Enhancing Certified Robustness via Smoothed Weighted Ensembling
This work addresses a key bottleneck in adversarial robustness for machine learning systems, offering an incremental improvement over existing randomized smoothing methods.
The paper tackles the problem of finding optimal base classifiers for randomized smoothing to enhance certified robustness against adversarial attacks, showing that their Smoothed Weighted Ensembling (SWEEN) scheme outperforms candidate models by a large margin and achieves comparable performance to large models with reduced training time.

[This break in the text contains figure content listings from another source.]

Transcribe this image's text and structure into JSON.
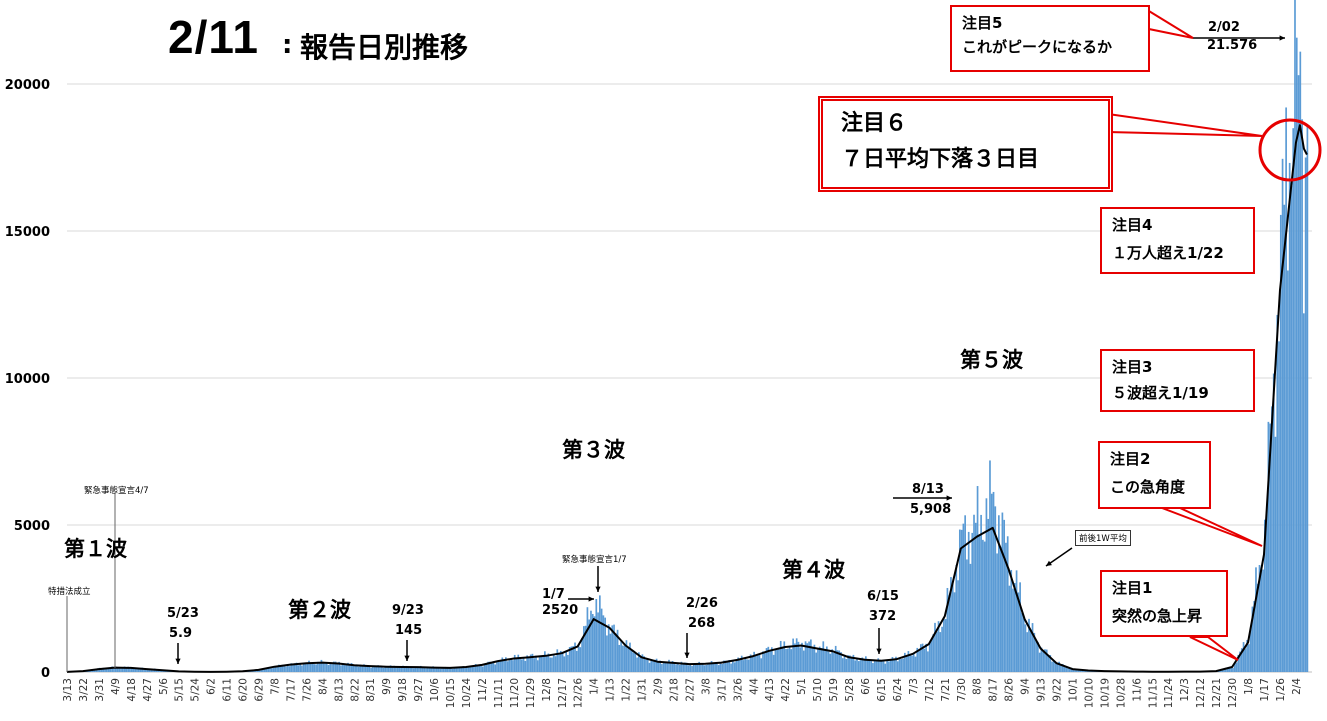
{
  "header": {
    "date": "2/11",
    "separator": ":",
    "title": "報告日別推移"
  },
  "chart_data": {
    "type": "bar",
    "title": "2/11：報告日別推移",
    "ylim": [
      0,
      22000
    ],
    "yticks": [
      0,
      5000,
      10000,
      15000,
      20000
    ],
    "x_start_date": "3/13",
    "x_ticks": [
      "3/13",
      "3/22",
      "3/31",
      "4/9",
      "4/18",
      "4/27",
      "5/6",
      "5/15",
      "5/24",
      "6/2",
      "6/11",
      "6/20",
      "6/29",
      "7/8",
      "7/17",
      "7/26",
      "8/4",
      "8/13",
      "8/22",
      "8/31",
      "9/9",
      "9/18",
      "9/27",
      "10/6",
      "10/15",
      "10/24",
      "11/2",
      "11/11",
      "11/20",
      "11/29",
      "12/8",
      "12/17",
      "12/26",
      "1/4",
      "1/13",
      "1/22",
      "1/31",
      "2/9",
      "2/18",
      "2/27",
      "3/8",
      "3/17",
      "3/26",
      "4/4",
      "4/13",
      "4/22",
      "5/1",
      "5/10",
      "5/19",
      "5/28",
      "6/6",
      "6/15",
      "6/24",
      "7/3",
      "7/12",
      "7/21",
      "7/30",
      "8/8",
      "8/17",
      "8/26",
      "9/4",
      "9/13",
      "9/22",
      "10/1",
      "10/10",
      "10/19",
      "10/28",
      "11/6",
      "11/15",
      "11/24",
      "12/3",
      "12/12",
      "12/21",
      "12/30",
      "1/8",
      "1/17",
      "1/26",
      "2/4"
    ],
    "grid": true,
    "bar_color": "#5b9bd5",
    "line_color": "#000000",
    "series": [
      {
        "type": "bar",
        "values_by_tick": [
          5,
          40,
          120,
          160,
          150,
          110,
          70,
          20,
          6,
          5,
          10,
          25,
          70,
          180,
          260,
          300,
          330,
          300,
          230,
          200,
          180,
          180,
          170,
          150,
          140,
          170,
          250,
          380,
          480,
          520,
          560,
          650,
          900,
          2400,
          1500,
          900,
          500,
          350,
          320,
          268,
          280,
          320,
          420,
          550,
          750,
          900,
          1000,
          850,
          750,
          500,
          420,
          372,
          450,
          650,
          1000,
          2000,
          4500,
          5000,
          5908,
          3800,
          1800,
          800,
          300,
          100,
          50,
          30,
          20,
          15,
          10,
          10,
          12,
          15,
          30,
          180,
          1200,
          4800,
          14000,
          21576
        ]
      },
      {
        "name": "前後1W平均",
        "type": "line",
        "values_by_tick": [
          5,
          30,
          100,
          150,
          140,
          100,
          60,
          20,
          6,
          5,
          10,
          25,
          70,
          180,
          250,
          300,
          320,
          290,
          230,
          200,
          180,
          170,
          165,
          150,
          140,
          170,
          240,
          370,
          460,
          500,
          550,
          640,
          870,
          1800,
          1500,
          900,
          500,
          350,
          310,
          270,
          280,
          320,
          410,
          540,
          720,
          850,
          900,
          800,
          700,
          500,
          420,
          380,
          440,
          620,
          950,
          1900,
          4200,
          4600,
          4900,
          3500,
          1800,
          800,
          300,
          100,
          50,
          30,
          20,
          15,
          10,
          10,
          12,
          15,
          30,
          170,
          1000,
          4000,
          13000,
          18000
        ]
      }
    ]
  },
  "waves": {
    "w1": "第１波",
    "w2": "第２波",
    "w3": "第３波",
    "w4": "第４波",
    "w5": "第５波"
  },
  "annotations": {
    "tokusoho": "特措法成立",
    "kinkyu1": "緊急事態宣言4/7",
    "kinkyu2": "緊急事態宣言1/7",
    "d523_date": "5/23",
    "d523_val": "5.9",
    "d923_date": "9/23",
    "d923_val": "145",
    "d17_date": "1/7",
    "d17_val": "2520",
    "d226_date": "2/26",
    "d226_val": "268",
    "d615_date": "6/15",
    "d615_val": "372",
    "d813_date": "8/13",
    "d813_val": "5,908",
    "d202_date": "2/02",
    "d202_val": "21.576",
    "avg_label": "前後1W平均"
  },
  "callouts": {
    "c1_title": "注目1",
    "c1_text": "突然の急上昇",
    "c2_title": "注目2",
    "c2_text": "この急角度",
    "c3_title": "注目3",
    "c3_text": "５波超え1/19",
    "c4_title": "注目4",
    "c4_text": "１万人超え1/22",
    "c5_title": "注目5",
    "c5_text": "これがピークになるか",
    "c6_title": "注目６",
    "c6_text": "７日平均下落３日目"
  },
  "colors": {
    "accent_red": "#e60000",
    "bar_blue": "#5b9bd5",
    "grid": "#d9d9d9"
  }
}
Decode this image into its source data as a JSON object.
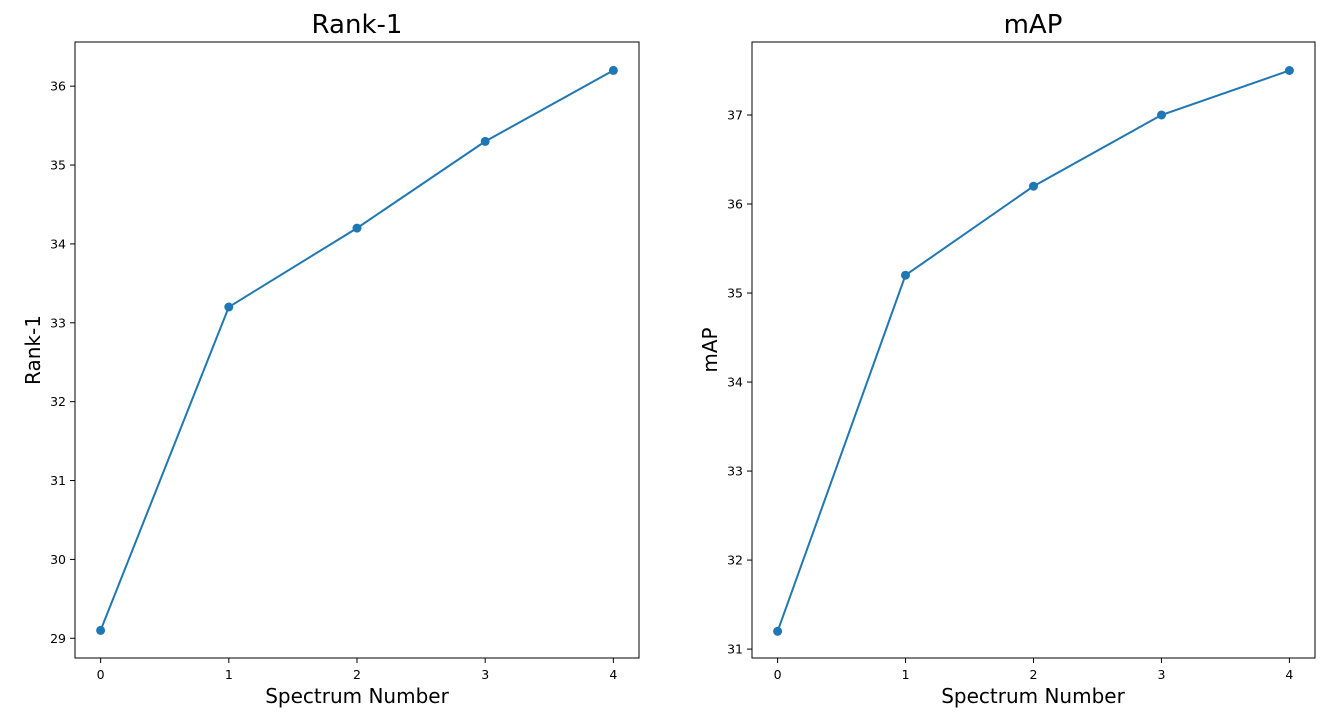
{
  "chart_data": [
    {
      "type": "line",
      "title": "Rank-1",
      "xlabel": "Spectrum Number",
      "ylabel": "Rank-1",
      "x": [
        0,
        1,
        2,
        3,
        4
      ],
      "values": [
        29.1,
        33.2,
        34.2,
        35.3,
        36.2
      ],
      "xlim": [
        -0.2,
        4.2
      ],
      "ylim": [
        28.75,
        36.56
      ],
      "xticks": [
        "0",
        "1",
        "2",
        "3",
        "4"
      ],
      "yticks": [
        "29",
        "30",
        "31",
        "32",
        "33",
        "34",
        "35",
        "36"
      ],
      "grid": false,
      "legend": "none",
      "marker": "circle",
      "color": "#1f77b4"
    },
    {
      "type": "line",
      "title": "mAP",
      "xlabel": "Spectrum Number",
      "ylabel": "mAP",
      "x": [
        0,
        1,
        2,
        3,
        4
      ],
      "values": [
        31.2,
        35.2,
        36.2,
        37.0,
        37.5
      ],
      "xlim": [
        -0.2,
        4.2
      ],
      "ylim": [
        30.9,
        37.82
      ],
      "xticks": [
        "0",
        "1",
        "2",
        "3",
        "4"
      ],
      "yticks": [
        "31",
        "32",
        "33",
        "34",
        "35",
        "36",
        "37"
      ],
      "grid": false,
      "legend": "none",
      "marker": "circle",
      "color": "#1f77b4"
    }
  ]
}
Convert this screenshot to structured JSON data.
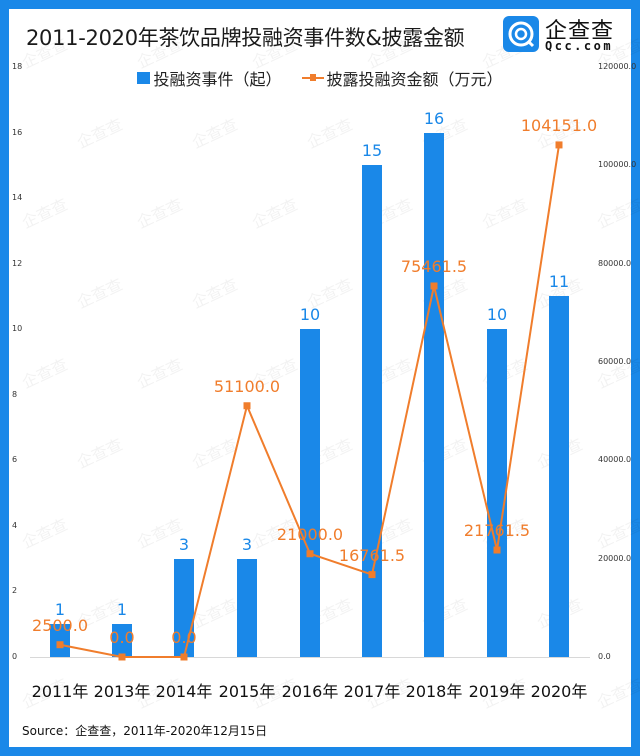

Randomized smoothing has achieved state-of-the-art certified robustness against $l_2$-norm adversarial attacks. However, it is not wholly resolved on how to find the optimal base classifier for randomized smoothing. In this work, we employ a Smoothed WEighted ENsembling (SWEEN) scheme to improve the performance of randomized smoothed classifiers. We show the ensembling generality that SWEEN can help achieve optimal certified robustness. Furthermore, theoretical analysis proves that the optimal SWEEN model can be obtained from training under mild assumptions. We also develop an adaptive prediction algorithm to reduce the prediction and certification cost of SWEEN models. Extensive experiments show that SWEEN models outperform the upper envelope of their corresponding candidate models by a large margin. Moreover, SWEEN models constructed using a few small models can achieve comparable performance to a single large model with a notable reduction in training time.